I am preparing for the comming backlash after starting a new thread in the AD Board with these observations on God beliefs.

Your argument for tolerance of God beliefs is good. The obvious counterarguments will arise. The counterargument that tugs on my sense of empathy is the one concerning active discrimination by theists that is focussed upon non-theists. A declaration of Atheism in most Islamic countries will get a person dead in a hurry.

As long as the theist does not expand their belief into the delusion too far, it is usually harmless to others. Figuring out where "too far" is, is another task, altogether.

Exploringinside said...

Another thought:

Your case for the coexistence of persons having various and often opposing religious viewpoints makes good sense from the social and economic perspectives. I believe this coexistence is only possible where it is protected and preserved by law, voluntary compliance and formal enforcement when voluntary compliance is temporarily broken.

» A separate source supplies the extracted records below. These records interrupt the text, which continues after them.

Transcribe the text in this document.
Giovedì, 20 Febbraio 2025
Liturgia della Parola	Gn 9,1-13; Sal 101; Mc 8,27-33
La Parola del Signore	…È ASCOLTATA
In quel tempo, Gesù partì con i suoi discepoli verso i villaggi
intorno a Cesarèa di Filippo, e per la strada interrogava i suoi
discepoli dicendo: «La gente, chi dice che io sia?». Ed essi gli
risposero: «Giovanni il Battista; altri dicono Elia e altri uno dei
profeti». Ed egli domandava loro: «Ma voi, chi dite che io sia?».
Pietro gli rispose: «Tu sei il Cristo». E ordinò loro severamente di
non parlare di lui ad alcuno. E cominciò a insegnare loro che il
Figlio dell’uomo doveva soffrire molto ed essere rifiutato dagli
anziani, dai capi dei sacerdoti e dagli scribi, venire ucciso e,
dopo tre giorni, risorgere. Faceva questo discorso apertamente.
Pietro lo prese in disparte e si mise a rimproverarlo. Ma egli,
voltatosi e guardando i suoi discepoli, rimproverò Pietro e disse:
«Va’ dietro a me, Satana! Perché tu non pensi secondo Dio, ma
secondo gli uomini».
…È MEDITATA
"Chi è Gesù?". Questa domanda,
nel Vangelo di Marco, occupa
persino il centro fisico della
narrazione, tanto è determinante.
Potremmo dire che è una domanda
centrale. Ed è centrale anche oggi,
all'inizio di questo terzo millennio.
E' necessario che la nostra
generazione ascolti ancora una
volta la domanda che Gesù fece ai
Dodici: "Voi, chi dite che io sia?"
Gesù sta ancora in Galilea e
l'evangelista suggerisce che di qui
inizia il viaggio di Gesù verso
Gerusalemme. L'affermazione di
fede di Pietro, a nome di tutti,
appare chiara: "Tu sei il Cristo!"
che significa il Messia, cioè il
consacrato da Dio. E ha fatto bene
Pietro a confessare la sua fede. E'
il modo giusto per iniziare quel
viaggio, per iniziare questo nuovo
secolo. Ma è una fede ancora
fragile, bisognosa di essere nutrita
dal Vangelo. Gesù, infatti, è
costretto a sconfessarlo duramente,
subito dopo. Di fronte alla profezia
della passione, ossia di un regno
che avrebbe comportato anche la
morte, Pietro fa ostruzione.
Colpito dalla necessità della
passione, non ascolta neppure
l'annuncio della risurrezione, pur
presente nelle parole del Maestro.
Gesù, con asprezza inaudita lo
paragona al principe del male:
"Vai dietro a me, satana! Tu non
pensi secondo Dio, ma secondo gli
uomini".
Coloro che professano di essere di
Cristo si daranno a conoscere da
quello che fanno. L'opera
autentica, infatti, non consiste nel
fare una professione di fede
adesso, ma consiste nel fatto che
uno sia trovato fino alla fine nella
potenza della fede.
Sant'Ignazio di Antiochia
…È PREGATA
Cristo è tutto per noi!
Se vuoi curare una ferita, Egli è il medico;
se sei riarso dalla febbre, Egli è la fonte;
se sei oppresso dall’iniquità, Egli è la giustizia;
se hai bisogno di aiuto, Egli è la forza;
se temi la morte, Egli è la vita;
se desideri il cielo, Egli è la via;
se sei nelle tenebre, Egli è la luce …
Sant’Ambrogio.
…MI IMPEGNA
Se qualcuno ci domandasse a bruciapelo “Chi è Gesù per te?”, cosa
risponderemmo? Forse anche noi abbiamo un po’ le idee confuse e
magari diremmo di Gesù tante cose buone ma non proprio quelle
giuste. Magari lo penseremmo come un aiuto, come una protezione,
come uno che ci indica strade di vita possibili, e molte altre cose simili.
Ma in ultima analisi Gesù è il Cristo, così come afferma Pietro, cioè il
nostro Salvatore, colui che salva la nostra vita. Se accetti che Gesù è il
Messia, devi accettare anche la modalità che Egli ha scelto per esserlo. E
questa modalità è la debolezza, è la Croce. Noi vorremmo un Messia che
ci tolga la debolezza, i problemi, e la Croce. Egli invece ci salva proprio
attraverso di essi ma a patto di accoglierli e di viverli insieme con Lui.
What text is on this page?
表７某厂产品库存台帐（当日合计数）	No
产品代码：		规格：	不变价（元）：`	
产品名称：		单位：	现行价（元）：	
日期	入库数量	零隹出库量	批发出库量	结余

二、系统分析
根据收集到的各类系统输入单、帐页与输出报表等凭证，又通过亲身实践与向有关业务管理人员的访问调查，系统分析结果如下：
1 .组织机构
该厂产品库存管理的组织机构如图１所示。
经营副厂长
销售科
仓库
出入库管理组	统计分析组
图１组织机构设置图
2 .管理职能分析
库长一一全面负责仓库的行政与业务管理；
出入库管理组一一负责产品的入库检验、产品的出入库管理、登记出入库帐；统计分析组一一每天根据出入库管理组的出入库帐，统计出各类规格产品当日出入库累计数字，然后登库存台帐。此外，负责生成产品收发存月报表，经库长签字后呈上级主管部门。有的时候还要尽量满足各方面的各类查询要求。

Human hormones and pheremones have no religions; when the Romeo and Juliet stories arise in a mixed religious society it creates a friction and tension that often rattles social order. As the individual religious societies "line up behind their member," conflicts occur. If the number of unresolved conflicts of any kind reach critical mass, one group lobs SCUD missiles at the other group.

J'Carlin said...

Discrimination, is as you point out a social not a religious issue. Even if the discrimination is part and parcel of the religion. The solution is to make discrimination socially unacceptable on a global level which unfortunately may involve SCUDs. WWII was not a religious war but the issues were the same.

I wonder how long Israel will tolerate Iranian nuclear posturing, and how long on the secular level China will tolerate North Korea and the Taliban. It will certainly be ugly and the fallout fierce, but evolution doesn't really care. Socially dysfunctional religious beliefs get cut no slack by evolution.